Background Kenya is in the process of implementing universal health care whose success and sustainability will be determined by its funding mechanism and by uptake of National Hospital Insurance Fund (NHIF) by its populace. Unfortunately, NHIF enrollment is currently voluntary hence geared to those in formal employment who represent only 16.4% of the population. To improve the voluntary uptake of the scheme, it is important to have increased awareness as well as implement strategies that address factors that currently affect NHIF uptake. Methods This was a cross sectional community-based survey conducted in Busia, Trans Nzoia, Vihiga and Siaya counties between October and December 2018. It utilized multistage stratified sampling technique. Interviewer assisted questionnaires were used to collect socio-demographic, socio-economic, Non-Communicable Diseases (NCD) knowledge, NHIF awareness and uptake data.

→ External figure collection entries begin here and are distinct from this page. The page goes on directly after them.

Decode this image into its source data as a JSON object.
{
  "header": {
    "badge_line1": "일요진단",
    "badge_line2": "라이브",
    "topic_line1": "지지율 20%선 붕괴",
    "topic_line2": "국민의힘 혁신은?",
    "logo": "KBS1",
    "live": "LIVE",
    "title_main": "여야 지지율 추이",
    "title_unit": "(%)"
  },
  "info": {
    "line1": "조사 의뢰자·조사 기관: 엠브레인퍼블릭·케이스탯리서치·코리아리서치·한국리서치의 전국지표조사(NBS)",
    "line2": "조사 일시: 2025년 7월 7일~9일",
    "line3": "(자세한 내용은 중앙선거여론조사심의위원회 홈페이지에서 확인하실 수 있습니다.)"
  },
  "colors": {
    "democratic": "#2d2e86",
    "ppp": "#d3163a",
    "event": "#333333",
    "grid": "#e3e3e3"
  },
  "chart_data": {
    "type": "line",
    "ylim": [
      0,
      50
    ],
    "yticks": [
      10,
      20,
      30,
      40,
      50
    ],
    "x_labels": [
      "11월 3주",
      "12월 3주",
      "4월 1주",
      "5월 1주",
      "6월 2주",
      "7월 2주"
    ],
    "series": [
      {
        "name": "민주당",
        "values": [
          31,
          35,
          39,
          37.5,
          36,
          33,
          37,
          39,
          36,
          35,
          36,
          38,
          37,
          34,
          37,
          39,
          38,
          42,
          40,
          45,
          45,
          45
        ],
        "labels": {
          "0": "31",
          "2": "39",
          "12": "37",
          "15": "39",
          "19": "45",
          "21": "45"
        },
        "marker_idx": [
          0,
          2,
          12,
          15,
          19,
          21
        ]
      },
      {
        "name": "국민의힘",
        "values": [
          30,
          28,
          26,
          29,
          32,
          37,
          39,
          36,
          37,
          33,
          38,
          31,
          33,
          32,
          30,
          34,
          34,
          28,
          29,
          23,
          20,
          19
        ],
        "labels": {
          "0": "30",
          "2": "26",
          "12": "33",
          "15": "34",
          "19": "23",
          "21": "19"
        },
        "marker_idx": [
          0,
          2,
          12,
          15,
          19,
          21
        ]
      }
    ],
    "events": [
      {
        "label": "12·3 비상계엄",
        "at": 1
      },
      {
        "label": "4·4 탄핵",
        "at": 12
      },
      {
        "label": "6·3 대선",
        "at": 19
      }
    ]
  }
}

Descriptive statistical analysis and multiple logistic regression were conducted using STATA version 15. Results Out of a representative sample of 3597 participants interviewed, NHIF awareness was noted to be 81.5%, with low uptake in the four counties ranging between 21–25%. Being older than 69 years, having a low level of education and income status as well as lower health risk were significantly associated with low rates of NHIF uptake. Conclusion Despite high rates of NHIF awareness noted in this study, there is still very low uptake to this scheme in rural western Kenya especially among those with low socioeconomic status and risk of chronic illnesses. There is need for further qualitative studies to explore contextual factors affecting NHIF uptake.